As the threat of demolition still hangs over the communities of Migron, Givat Assaf and the Ulpana neighborhood in Beit El, and as Prime Minister Binyamin Netanyahu is working to establish a legal team to find a solution for the issue, it appears as though the legal advisers of the residents and the Shomron Regional Authority were correct when they argued that a legal solution already exists.
Arabs, backed by extreme leftist group Peace Now, have filed motions to the Supreme Court, saying the communities must be demolished because they were allegedly “built upon private lands.” In at least one case, that of Migron, the Arabs who claimed the land is theirs withdrew their lawsuit when they were unable to present proof of ownership.

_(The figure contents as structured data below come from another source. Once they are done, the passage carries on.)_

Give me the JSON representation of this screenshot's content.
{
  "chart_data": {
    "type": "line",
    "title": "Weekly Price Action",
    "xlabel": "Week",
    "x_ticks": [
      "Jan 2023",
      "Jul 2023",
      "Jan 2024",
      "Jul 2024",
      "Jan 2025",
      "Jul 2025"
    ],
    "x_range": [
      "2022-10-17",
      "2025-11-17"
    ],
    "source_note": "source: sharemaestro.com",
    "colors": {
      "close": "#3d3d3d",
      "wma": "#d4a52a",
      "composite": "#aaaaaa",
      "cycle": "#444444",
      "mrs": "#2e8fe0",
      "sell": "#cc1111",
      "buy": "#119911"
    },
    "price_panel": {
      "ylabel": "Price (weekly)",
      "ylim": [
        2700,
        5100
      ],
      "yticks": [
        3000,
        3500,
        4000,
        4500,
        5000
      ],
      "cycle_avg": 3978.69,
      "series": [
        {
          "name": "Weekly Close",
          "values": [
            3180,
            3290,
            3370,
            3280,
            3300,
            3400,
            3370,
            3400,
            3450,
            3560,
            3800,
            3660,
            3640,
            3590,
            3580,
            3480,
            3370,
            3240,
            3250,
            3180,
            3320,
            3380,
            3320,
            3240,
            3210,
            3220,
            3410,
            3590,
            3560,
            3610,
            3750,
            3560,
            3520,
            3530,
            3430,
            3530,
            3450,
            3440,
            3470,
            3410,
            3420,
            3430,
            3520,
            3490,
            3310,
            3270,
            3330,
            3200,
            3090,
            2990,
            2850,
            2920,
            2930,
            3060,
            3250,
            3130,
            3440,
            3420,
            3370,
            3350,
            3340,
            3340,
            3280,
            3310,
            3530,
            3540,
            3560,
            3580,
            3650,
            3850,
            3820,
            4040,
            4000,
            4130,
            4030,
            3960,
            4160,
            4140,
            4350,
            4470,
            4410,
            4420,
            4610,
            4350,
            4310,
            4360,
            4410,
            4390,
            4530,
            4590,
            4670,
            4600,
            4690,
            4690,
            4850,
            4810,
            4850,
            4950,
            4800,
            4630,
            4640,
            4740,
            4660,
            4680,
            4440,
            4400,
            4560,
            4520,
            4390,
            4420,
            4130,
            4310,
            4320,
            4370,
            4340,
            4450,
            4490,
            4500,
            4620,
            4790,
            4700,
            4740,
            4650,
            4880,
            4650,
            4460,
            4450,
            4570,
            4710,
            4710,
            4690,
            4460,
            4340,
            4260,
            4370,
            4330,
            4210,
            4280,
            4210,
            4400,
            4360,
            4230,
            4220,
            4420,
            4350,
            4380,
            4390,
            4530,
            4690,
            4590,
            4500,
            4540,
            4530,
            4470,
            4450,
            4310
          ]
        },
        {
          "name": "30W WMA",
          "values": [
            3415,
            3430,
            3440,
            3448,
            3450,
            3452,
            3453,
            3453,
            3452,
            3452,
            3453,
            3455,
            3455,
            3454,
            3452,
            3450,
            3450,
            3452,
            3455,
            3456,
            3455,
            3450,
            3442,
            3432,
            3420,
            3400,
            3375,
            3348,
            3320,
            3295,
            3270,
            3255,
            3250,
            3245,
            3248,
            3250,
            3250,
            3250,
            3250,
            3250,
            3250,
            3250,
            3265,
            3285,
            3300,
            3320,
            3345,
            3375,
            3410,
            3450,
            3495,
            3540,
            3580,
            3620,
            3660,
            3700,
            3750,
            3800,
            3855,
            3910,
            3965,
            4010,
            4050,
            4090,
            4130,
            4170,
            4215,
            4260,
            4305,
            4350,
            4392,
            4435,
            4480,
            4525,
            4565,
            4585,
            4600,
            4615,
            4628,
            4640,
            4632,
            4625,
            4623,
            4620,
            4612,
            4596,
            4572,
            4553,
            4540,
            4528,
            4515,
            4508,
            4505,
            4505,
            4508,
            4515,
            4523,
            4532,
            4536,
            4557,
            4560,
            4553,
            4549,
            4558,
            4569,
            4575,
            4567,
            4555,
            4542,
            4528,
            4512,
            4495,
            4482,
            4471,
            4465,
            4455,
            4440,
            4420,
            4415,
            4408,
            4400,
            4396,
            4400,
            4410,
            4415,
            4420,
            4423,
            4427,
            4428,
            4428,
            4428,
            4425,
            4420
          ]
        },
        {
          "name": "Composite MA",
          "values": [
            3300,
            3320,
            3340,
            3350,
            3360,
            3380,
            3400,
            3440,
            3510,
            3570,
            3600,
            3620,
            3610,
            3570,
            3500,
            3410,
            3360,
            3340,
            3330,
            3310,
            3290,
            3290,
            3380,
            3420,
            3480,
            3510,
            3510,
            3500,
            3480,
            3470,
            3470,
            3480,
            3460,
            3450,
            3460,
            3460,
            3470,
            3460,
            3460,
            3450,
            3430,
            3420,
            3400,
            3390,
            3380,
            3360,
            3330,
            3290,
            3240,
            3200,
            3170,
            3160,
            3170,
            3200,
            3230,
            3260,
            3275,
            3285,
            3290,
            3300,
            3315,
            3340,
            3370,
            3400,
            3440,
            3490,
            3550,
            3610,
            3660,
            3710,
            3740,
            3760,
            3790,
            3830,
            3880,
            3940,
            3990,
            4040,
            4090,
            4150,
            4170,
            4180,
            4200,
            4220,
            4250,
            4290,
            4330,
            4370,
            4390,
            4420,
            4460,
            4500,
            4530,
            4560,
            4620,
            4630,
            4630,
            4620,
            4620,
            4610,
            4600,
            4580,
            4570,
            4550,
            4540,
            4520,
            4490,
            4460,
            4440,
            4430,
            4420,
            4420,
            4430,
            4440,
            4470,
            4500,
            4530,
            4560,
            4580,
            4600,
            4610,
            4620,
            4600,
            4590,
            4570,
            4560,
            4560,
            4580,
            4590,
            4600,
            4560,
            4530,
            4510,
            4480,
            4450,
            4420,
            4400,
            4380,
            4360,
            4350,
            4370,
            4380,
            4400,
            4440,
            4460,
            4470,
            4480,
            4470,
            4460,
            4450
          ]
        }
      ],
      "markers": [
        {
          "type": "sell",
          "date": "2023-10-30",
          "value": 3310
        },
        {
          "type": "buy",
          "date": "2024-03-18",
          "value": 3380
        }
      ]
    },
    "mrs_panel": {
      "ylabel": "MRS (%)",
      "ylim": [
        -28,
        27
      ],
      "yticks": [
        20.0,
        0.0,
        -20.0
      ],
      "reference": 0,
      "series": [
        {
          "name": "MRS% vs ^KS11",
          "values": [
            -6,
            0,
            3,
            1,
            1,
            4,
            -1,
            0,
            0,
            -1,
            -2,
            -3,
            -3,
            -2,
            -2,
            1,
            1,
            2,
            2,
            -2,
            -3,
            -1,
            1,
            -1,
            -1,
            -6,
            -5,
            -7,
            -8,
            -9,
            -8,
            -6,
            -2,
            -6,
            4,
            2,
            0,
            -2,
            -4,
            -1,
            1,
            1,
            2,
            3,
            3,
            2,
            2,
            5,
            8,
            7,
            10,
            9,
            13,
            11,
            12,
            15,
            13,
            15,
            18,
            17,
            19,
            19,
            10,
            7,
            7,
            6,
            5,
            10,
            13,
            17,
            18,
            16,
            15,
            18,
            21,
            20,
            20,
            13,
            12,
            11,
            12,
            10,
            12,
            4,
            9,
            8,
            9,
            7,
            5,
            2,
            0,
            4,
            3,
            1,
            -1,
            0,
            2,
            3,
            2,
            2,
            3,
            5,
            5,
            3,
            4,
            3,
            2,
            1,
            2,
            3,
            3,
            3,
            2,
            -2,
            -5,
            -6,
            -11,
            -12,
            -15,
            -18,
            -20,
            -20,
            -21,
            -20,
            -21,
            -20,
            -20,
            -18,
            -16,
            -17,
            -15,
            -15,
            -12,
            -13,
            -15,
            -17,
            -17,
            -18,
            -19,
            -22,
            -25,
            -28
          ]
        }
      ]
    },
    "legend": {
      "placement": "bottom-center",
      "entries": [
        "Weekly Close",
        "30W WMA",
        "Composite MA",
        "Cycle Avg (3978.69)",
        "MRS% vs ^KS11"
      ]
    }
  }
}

There may be good news for the Jewish residents, however: Two of Israel’s leading lawyers, Attorney Dr. Yaakov Weinroth and attorney Dr. Harel Arnon, published a legal opinion on Tuesday, according to which there is already a legal solution to prevent the demolition of the outposts. Weinroth and Arnon agreed with the legal advisors of the communities and of Shomron's Regional Authority that the solutions they proposed are legal, as they had claimed, under the law which currently applies in Judea and Samaria.
The two lawyers state that, despite the argument for the demolition being that the outposts were built on private land or non-state land, according to the law in Judea and Samaria there is no need or legal obligation to demolish outposts that were built in good faith. Therefore, in this respect, the Prime Minister does not have to adopt the Supreme Court’s recent ruling which stated that any communities built on private lands should be demolished and that non-state land is considered Arab even if unclaimed.
The opinion further restates that under the law applicable today in Judea and Samaria, in any case where construction took place in good faith (without knowing that the land had previous owners), there is a solution involving compensation rather than demolition. This has been proposed and suggested and was ignored by the court.
In some cases when the value of the homes exceeds the value of the land, the owner of the homes has the choice of either paying compensation to the owner of the land or demolishing the homes. In other cases, when the value of the land exceeds the value of the homes, the land owner has the choice and can demand that the homes be demolished or force the owners of the properties to purchase the land.
This had all been said to the court at the time the case was before it
The lawyers state that even in cases where the land owner has the choice, so long as he himself does not demand demolition, the authorities cannot choose to demolish homes. The lawyers also said that in Judea and Samaria there is no legal difference between regulated land and land that is not regulated.
The opinion was welcomed by Nachi Eyal, head of the Legal Forum for the Land of Israel and who heads a group called “Legalizing the Communities”.
“The residents’ claims are now legally binding,” Eyal said. “The Prime Minister and government ministers must stop the machine of destruction and bring this legal opinion to the team that the Prime Minister undertook to set up. I’m sure that an examination of the opinion will require the prosecution to inform the Supreme Court that there is a legal solution and that there is no need to demolish homes.”
MK Tzipi Hotovely also welcomed the corroboration in the legal opinion and said, “The opinion only reinforces what we have been arguing since the legal sword was raised over the outposts: The Supreme Court and Peace Now drew a non-binding and untrue legal purpose around their desire to destroy the communities. No more will injustice be done to families using twisted reasons of justice and honesty.”